Le Maroc et le Portugal partagent un passé commun depuis l’antiquité, « mais avec des influences mutuelles évidentes pendant plusieurs centaines d’années », a souligné Pr. Derif dans une déclaration à la MAP, en marge de cette rencontre initiée par la Direction du Haut-Commissariat aux Anciens Résistants à El Jadida, en collaboration avec l’Association Doukkala Mémoire pour la préservation du Patrimoine.
Soulignant l’intérêt que donnent, ces dernières années, des écrivains et chercheurs portugais et marocains à la mémoire historique maroco-portugaise, Pr. Derif a précisé que les limites historiques de la région des Doukkala s’étendaient de l’Oum Erbia (Azemmour) à Tensift (Aguz ou Souiria kdima), et que la résistance à la colonisation de Mazighane et son port naturel (Baie d’El Haouzia) s’était notamment déroulé à l’époque des gouverneurs Jorge de Mello en 1505, et Joao de Meneses en 1508.

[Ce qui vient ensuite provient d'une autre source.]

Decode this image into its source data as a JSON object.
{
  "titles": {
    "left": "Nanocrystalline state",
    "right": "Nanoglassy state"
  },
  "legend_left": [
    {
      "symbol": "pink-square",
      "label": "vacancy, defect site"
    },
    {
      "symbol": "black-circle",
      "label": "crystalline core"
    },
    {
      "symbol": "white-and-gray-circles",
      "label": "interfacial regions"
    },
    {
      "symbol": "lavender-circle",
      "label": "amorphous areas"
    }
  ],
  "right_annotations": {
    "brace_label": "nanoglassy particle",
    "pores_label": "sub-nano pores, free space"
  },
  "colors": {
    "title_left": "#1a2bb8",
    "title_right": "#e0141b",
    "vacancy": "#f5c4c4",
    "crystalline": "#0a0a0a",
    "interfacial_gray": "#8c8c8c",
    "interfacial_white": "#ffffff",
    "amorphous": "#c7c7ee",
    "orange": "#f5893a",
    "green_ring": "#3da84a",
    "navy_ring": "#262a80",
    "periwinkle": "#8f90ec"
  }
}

Le conférencier a distingué, par la suite, entre les différentes étapes de la colonisation de Safi en 1508, puis Mazighane et Azemmour en septembre 1513 jusqu’au mois de décembre 1541 où les Portugais avaient quitté ces villes.
Cette période était marquée, a-t-il expliqué, par des razzias que les Portugais menaient sur les villages des Doukkala afin de soumettre leurs habitants. “Ces razzias ne passaient pas sans victimes et prisonniers parmi les Portugais », a noté le conférencier, citant la guerre de Boulaouane (11 avril 1514), et la guerre des Oulad Amrane (19 mai 1516) où le gouverneur de Safi, Nuno Fernandez d’Ataide, a été tué par le caïd des Oulad Amrane, Benchahmout.
Cette phase fut marquée aussi par le siège de Safi par Moulay Ahmed Laaraj pendant six mois en 1534, a rappelé l’intervenant.
Pr Derif s’est également arrêté sur la période fatidique de 1536, quand Joao III, roi du Portugal, décide de construire une forteresse à Mazagan (Cap) est abandonne Safi et Azemmour.
Revenant sur la période allant de la construction de la forteresse de Mazagan jusqu’au siège de 1562, le conférencier a cité des ouvrages, des correspondances et un manuscrit qui mettent la lumière sur la défaite de Luiz de Loureiro (gouverneur de Mazagan) après l’attaque des troupes de Moulay Mohamed Cheikh.
Quant aux évènements du siège de Mazagan en 1562 mené par le prince Mohammed, fils de Moulay Abdallah, Pr Derif a indiqué qu’ils sont relatés dans plusieurs ouvrages aussi bien en portugais qu’en arabe. Un siège où les Marocains avaient utilisé 20 canons de diverses dimensions et des mines, a-t-il précisé.
Pr Derif a expliqué que pour la période allant du siège de 1562 à celui de 1769 (Libération de Mazagan), plusieurs publications donnent des informations précises sur Mazagan (Regimento de Mazagan) et la toponymie de ses environs, les stratégies de guerre entre les Portugais et les citoyens d’Azemmour, d’Oulad Bouaziz et d’Oulad Frej.
Concernant le siège de 1769 mené par les Marocains et qui a conclu au départ définitif des Portugais, le conférencier, s’appuyant sur un ensemble de cartes et de publications, a souligné l’efficacité de la stratégie marocaine utilisant la technique d’approche de la forteresse pour affronter les Portugais barricadés derrière les fortes murailles et les bastions.
Des intervenants ont, par ailleurs, évoqué le problème du manque flagrant d’archives locales, et l’absence d’un centre documentaire susceptible de mettre la documentation sur la présence portugaise à El Jadida et aux Doukkala en général à la disposition des chercheurs et des étudiants.
Il a été également remarqué que ce genre d’initiatives personnelles et privées de chercheurs indépendants restent indispensables pour combler le vide constaté en matière de recherche historique et de terrain.